When Israel’s ambassador to the United Nations this week told UN Special Rapporteur on the Occupied Palestinian Territories, Francesca Albanese, that she was a ”witch” with a “spell book”, it raised many eyebrows. But I for one am grateful to him.
Danny Danon might have the name and gravitas of the heir to a European yoghurt empire, but this week he tried to channel his inner Spanish Grand Inquisitor at the UN as he denounced Albanese and her report on Israel’s slaughter of civilians in Gaza.
”Every time you try to curse Israel with falsehood and libel,” he intoned, ”your curses fail. Miss Albanese, you are a witch, and this report is another page in your spell book.”
It goes without saying that Danon is not an intellectual, and a moment later he somewhat deflated his own claims by adding that ”every page of this report is an empty spell, every accusation a charm that does not work because you are a failed witch”.
Albanese took Danon’s babble in her stride.
At the very least, he carries with him those ancient, fantastically backward hatreds and superstitions that men have weaponised against women for centuries, accusing them of witchcraft when they feel their own power challenged.
”So be it,” she replied later. ”You’re the one accused of genocide: if the worst thing you can accuse me of is witchcraft I’ll take it. But rest assured that if I had the power to make spells I would use it to stop your crimes once and for all.”
She has a point. It was Danon, not Albanese, who publicly called for Israel to ”delete” one civilian neighbourhood in Gaza for every rocket launched by Hamas and who, in 2014, insisted that if a certain Israeli solider wasn’t returned within a few hours ”we should start levelling Gaza”.
(That’s not a typo, by the way. This happened in 2014. Because, for the millionth time, none of this started on October 7.)
To be fair to Danon, he’s not the first to suggest that women and children be killed, or at least be left homeless, because their husbands, fathers and brothers are resisting an occupation: history is full of reprisals against the civilian populations of occupied territories, most notably featuring the Nazis in World War 2.
In other words, I understand why people are disgusted by Danon. But as I said at the start, I think we can be grateful to him in one respect, because he has reminded us of something that’s too easy to forget.
All day, every day, powerful men with appallingly advanced technology at their fingertips tell us that they are on the bleeding edge of modernity and that their ideas are therefore worth listening to.

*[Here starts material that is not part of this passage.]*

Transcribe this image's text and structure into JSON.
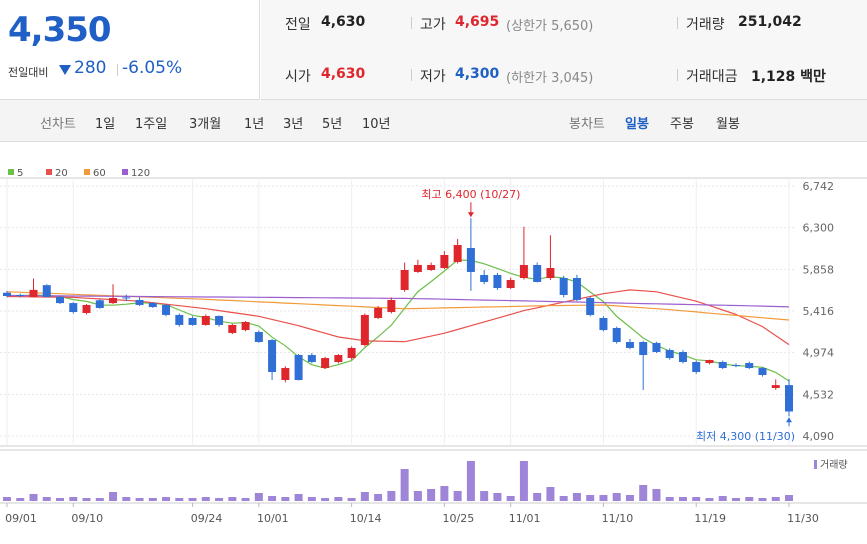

What Danon reminds us, however, is that just becomes someone wears a suit and uses the rhetoric of modern right-wing politics, he can still be a primitive, superstitious throwback to a far older and far more stupid world.
Danon could have chosen any one of dozens of slurs to fling at Albanese. But of all the words at his speechwriter’s disposal, he went with ”witch”, and in so doing revealed far more than his politics or his psycho-sexual neuroses.
What he revealed is that he is a creature from before the Enlightenment, a superstitious, fearful, ignorant man of the ancient world still locked in a deep, completely unexamined terror of strong women.
At this point his supporters will insist that it was just a figure of speech. And yet anyone who’s ever flung an insult at someone knows that you reach for the heavy ammunition, not fairy-tale characters. It’s why you’ve never got into a shouting match that ended with you calling someone Galadriel, Queen of the Elves.
No, when you condemn or insult you use words that you hope will hit your target with the weight and power you believe those words possess. Which means that, on some level, Danon believes that witches and spells are real.
At the very least, he carries with him those ancient, fantastically backward hatreds and superstitions that men have weaponised against women for centuries, accusing them of witchcraft when they feel their own power challenged.
Israel is once again raining modern weaponry down on Gaza, enabled by modern geopolitics, but as Danon has reminded us: there is absolutely nothing modern about barbarism.